Sandunes reveals ‘ The Ground Beneath Her Feet’
Sandunes has released her debut album on Tru Thoughts, ‘The Ground Beneath Her Feet’
Buy / Listen to ‘The Ground Beneath Her Feet’ HERE
Sandunes’s has released her third, transcendental album, ‘The Ground Beneath Her Feet’.
The album was announced with the single “The Surge feat. Ramya Pothuri”, on which Sandunes and Ramya Pothuri channel the bittersweet unease of migration, with a balance of turbulent synths and syncopated tranquillity. The enchanting displaced vocal arrangement of “The Surge” expresses the flurry of emotions surrounding a big change, like leaving the comfort of Goa’s beautiful, familiar red soil. Breaking the conformities of traditional arrangement, the track gambols with a life of its own. Lyrically, the track describes the sensation of vines sprawling and knotting in someone’s mind, “like a bad dream”, causing the colour to drain from someone’s skin. The intensity of the instrumentation is a testament of trying times, produced in a one-week window of isolation together after being exposed to Covid during the spread of Covid’s second wave through India, “I remember it being a scary time” Sandunes adds. Ramya and Sandunes recount making “The Surge” as “a little slice of paradise” while they stayed at a homestay that also functioned as a make-shift animal shelter. A blue-eyed cat that they crossed paths with during their layover inspired some of the enigmatic lyrics that float between the playful woodwind notes, strings and fluttering synthesiser tones.

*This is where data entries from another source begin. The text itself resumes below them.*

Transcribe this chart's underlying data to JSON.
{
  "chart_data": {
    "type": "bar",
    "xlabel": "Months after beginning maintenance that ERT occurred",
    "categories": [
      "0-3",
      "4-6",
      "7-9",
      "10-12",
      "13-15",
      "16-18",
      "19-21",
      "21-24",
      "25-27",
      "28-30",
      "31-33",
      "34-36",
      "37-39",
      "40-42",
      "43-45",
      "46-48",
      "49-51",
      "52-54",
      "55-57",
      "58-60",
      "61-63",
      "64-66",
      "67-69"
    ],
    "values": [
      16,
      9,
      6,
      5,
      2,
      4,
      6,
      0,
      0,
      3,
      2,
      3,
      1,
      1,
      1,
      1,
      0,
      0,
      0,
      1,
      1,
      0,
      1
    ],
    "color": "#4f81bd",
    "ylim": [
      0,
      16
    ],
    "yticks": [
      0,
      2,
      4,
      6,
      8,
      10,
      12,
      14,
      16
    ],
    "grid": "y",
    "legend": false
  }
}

“The Surge” was followed by the singles “Pelican Dance”, in which Sandunes transports the listener with her symphonic retrospectives, combining Baroque harpsichord, skipping marimba and skittering synth bursts. The epic, classical quality is contrasted by Sandunes’ signature contemporary electronica; and ”Feel Me From The Inside” which was accompanied by a live video of Sandunes performing with fellow instrumentalists, showing her captivating musical process in real-time. Her unforgettable live renditions are sometimes performed with anything from a solo show up to an eleven-piece band. You can check that video on Sandunes’ YouTube channel HERE
The 13 track ‘The Ground Beneath Her Feet’ challenges the celebration and reward for individualism, instead homing in on humanity’s “collective spirit, authentic expression… subverting the norm of what’s expected”, serving as a reminder to do more of that which connects the earth and the body. The album shares its name with a Salman Rushdie novel and the book’s humanist message that arrives from newfound awareness. It speaks to the sentimental foundations involved in making a home – when a tangible version of it doesn’t exist, “finding home in relationships, in ritual, in music and memory”.

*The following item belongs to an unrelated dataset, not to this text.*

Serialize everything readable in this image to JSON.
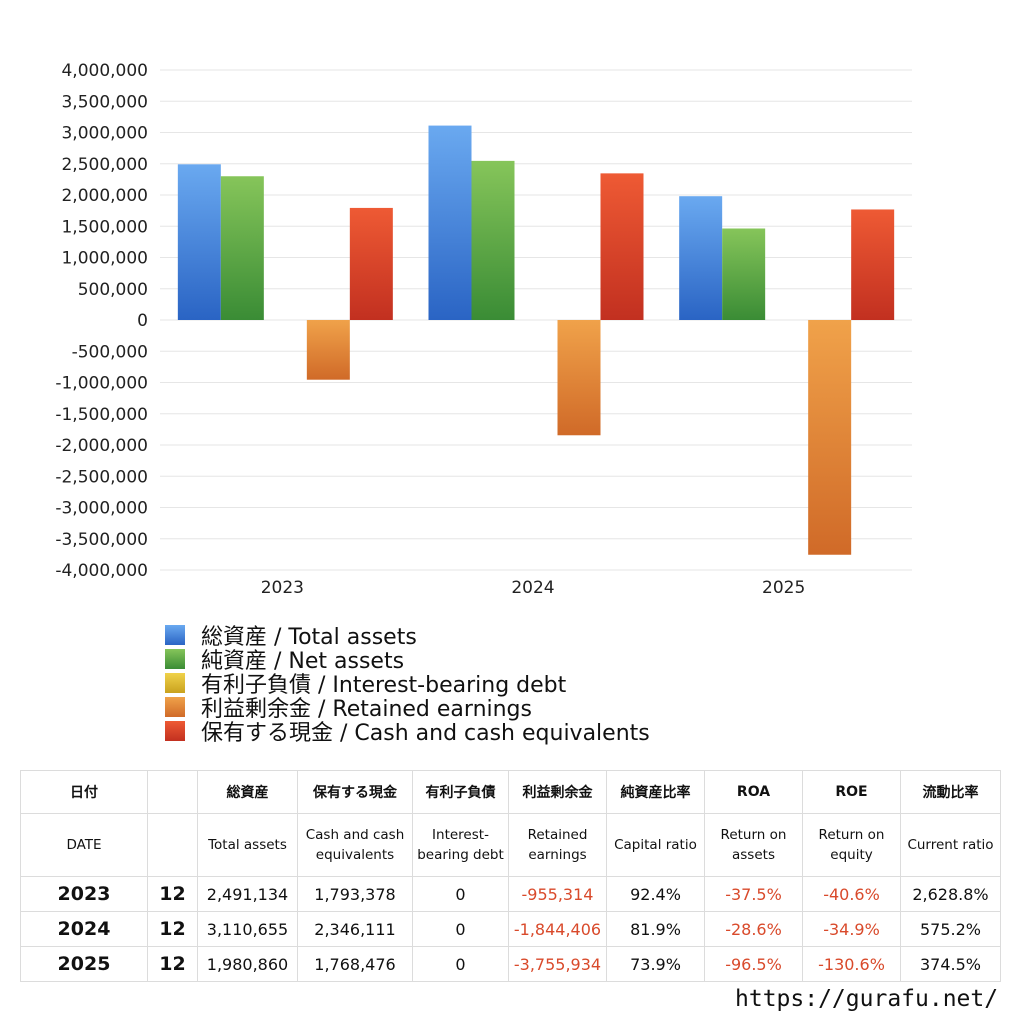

Sandunes shared these insights about ‘The Ground Beneath Her Feet’ through her album announcement on social media:
“It came to life as an embodiment of the idea that we are a product of the very things that hold us up – a result of the collective. Receiving our literal support to stand tall from shared knowledge, from trust imparted onto us, from kindness. And from unfathomable generosity.
The ground beneath our feet – is shared, and it’s fragile.
The name also came from reconciling with the fragility of our planet, it’s immaculately balanced eco systems, slowly disappearing soundscapes or bird call, and the seemingly deranged rate of development that continues in light of how ubiquitous all this information now is.
Although this thought line can often get bleak – it’s a reminder to look to the earth, in a tangible and integrated way – and to do more of that which connects the earth and the body.”